~Bolecnauta napisał(a): PanM zapomina, że w szkołach nie prowadzi się kampanii wyborczych, ani agitacji partyjnych.
Jeżeli w wyborach startują nauczyciele to tak czy siak kampania w szkole prowadzona była.
Widzimy też na podstawie sondażu całą kwintesencję demokracji -
90 procent młodych polityką się nie interesuje ale większość z nich udział w wyborach weźmie :)
Mądry nauczyciel powinien ich zniechęcić do udziału w wyborach gdy polityką się nie interesują bo ich wybór będzie jak gra w ruletkę - albo trafią z kandydatem albo nie trafią i zaglosuja na jakiegoś tukana, a nie trafić w ruletkę łatwiej ,niż trafić.

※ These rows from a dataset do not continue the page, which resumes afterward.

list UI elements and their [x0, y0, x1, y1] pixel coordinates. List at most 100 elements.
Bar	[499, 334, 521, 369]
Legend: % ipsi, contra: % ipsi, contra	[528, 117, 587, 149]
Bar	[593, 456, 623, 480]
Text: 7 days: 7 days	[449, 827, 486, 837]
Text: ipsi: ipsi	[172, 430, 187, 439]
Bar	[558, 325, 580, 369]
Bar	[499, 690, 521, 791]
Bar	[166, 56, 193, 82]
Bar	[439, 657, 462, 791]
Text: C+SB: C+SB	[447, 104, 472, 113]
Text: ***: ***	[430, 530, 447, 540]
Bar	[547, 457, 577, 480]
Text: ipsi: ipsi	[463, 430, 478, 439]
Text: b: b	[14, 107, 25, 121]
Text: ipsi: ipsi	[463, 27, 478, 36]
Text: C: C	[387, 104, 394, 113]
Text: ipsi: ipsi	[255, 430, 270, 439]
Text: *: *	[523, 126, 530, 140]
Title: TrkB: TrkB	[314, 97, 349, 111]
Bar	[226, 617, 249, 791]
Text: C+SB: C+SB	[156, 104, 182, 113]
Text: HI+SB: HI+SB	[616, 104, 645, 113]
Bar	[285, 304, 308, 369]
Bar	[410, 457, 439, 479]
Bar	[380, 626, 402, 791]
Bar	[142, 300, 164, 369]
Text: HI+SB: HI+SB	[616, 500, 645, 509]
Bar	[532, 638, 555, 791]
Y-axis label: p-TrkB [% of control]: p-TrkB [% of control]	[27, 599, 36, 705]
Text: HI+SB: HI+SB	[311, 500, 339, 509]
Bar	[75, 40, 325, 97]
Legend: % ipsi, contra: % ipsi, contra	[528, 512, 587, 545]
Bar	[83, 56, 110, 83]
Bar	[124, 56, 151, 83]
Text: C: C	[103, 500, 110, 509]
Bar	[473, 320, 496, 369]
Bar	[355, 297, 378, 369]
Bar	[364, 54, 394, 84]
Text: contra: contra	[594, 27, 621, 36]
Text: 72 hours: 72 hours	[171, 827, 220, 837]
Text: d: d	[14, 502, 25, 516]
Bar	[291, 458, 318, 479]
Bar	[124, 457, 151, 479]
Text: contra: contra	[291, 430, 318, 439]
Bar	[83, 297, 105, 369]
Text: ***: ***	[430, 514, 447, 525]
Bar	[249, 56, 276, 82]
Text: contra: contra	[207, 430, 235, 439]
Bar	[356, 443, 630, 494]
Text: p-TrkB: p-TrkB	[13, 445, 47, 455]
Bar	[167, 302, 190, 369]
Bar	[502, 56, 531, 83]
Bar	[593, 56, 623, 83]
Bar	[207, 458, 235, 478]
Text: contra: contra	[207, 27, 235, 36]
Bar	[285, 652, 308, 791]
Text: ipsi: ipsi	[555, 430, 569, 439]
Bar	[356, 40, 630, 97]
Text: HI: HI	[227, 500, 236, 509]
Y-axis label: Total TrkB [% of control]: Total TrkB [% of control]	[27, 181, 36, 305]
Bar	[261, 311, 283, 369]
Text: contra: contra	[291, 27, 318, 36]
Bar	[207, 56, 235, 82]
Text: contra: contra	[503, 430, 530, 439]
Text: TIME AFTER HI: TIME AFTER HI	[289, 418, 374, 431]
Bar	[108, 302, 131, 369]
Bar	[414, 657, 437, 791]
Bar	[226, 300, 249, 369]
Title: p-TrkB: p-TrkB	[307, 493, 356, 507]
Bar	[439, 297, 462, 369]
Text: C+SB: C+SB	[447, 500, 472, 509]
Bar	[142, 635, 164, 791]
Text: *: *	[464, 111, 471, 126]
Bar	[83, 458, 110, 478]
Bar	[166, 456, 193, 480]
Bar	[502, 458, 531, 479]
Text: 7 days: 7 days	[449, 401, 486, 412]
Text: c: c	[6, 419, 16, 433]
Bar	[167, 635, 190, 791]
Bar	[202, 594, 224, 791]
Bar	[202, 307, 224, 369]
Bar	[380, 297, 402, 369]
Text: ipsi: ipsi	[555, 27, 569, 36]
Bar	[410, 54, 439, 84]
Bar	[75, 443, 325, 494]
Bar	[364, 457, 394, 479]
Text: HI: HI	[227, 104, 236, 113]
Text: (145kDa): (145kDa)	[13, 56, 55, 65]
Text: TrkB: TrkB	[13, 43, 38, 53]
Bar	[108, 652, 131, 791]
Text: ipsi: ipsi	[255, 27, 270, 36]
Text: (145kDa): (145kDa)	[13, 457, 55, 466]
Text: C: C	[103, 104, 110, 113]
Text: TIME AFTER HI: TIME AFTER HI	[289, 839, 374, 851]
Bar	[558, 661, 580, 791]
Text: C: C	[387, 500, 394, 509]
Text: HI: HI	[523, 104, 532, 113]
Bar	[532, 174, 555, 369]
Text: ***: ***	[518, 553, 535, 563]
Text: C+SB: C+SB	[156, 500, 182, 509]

Oczywiście żaden ich pewnie nie zniechęcił co pokazuje mądrość ciała pedagogicznego.
Organizatorzy, znaczy pokój nauczycielski z rożnych szkół, wie, że jak młody polityką się nie interesuje to nie ma kandydata. A jak nie zna kandydata to normalnym jest że jego jedynym znanym kandydatem będzie jego nauczyciel ;)
No i to potwierdza że agitka polityczna w szkołach jednak miejsce ma.
A działać społecznie to niech się nauczą belfry, bo z tego co widzę to robią wszystko `programowo' za co biorą pieniądze i widać to po poziomie nauczania młodego społeczeństwa, które chcą teraz nawracać.
A to głownie młodzi działają społecznie (za darmo), np. WOŚP, zbiorki na chorych, na zwierzęta, itp.
Belfry u koryta działają tylko przed wyborami (np jak teraz na tym spotkaniu) i jak siedzą na stołku.
Nawet "darmowe" korepetycje są opłacane z jakiś środków i tylko tak można ich przekonać aby młodzież poduczyc po godzinach.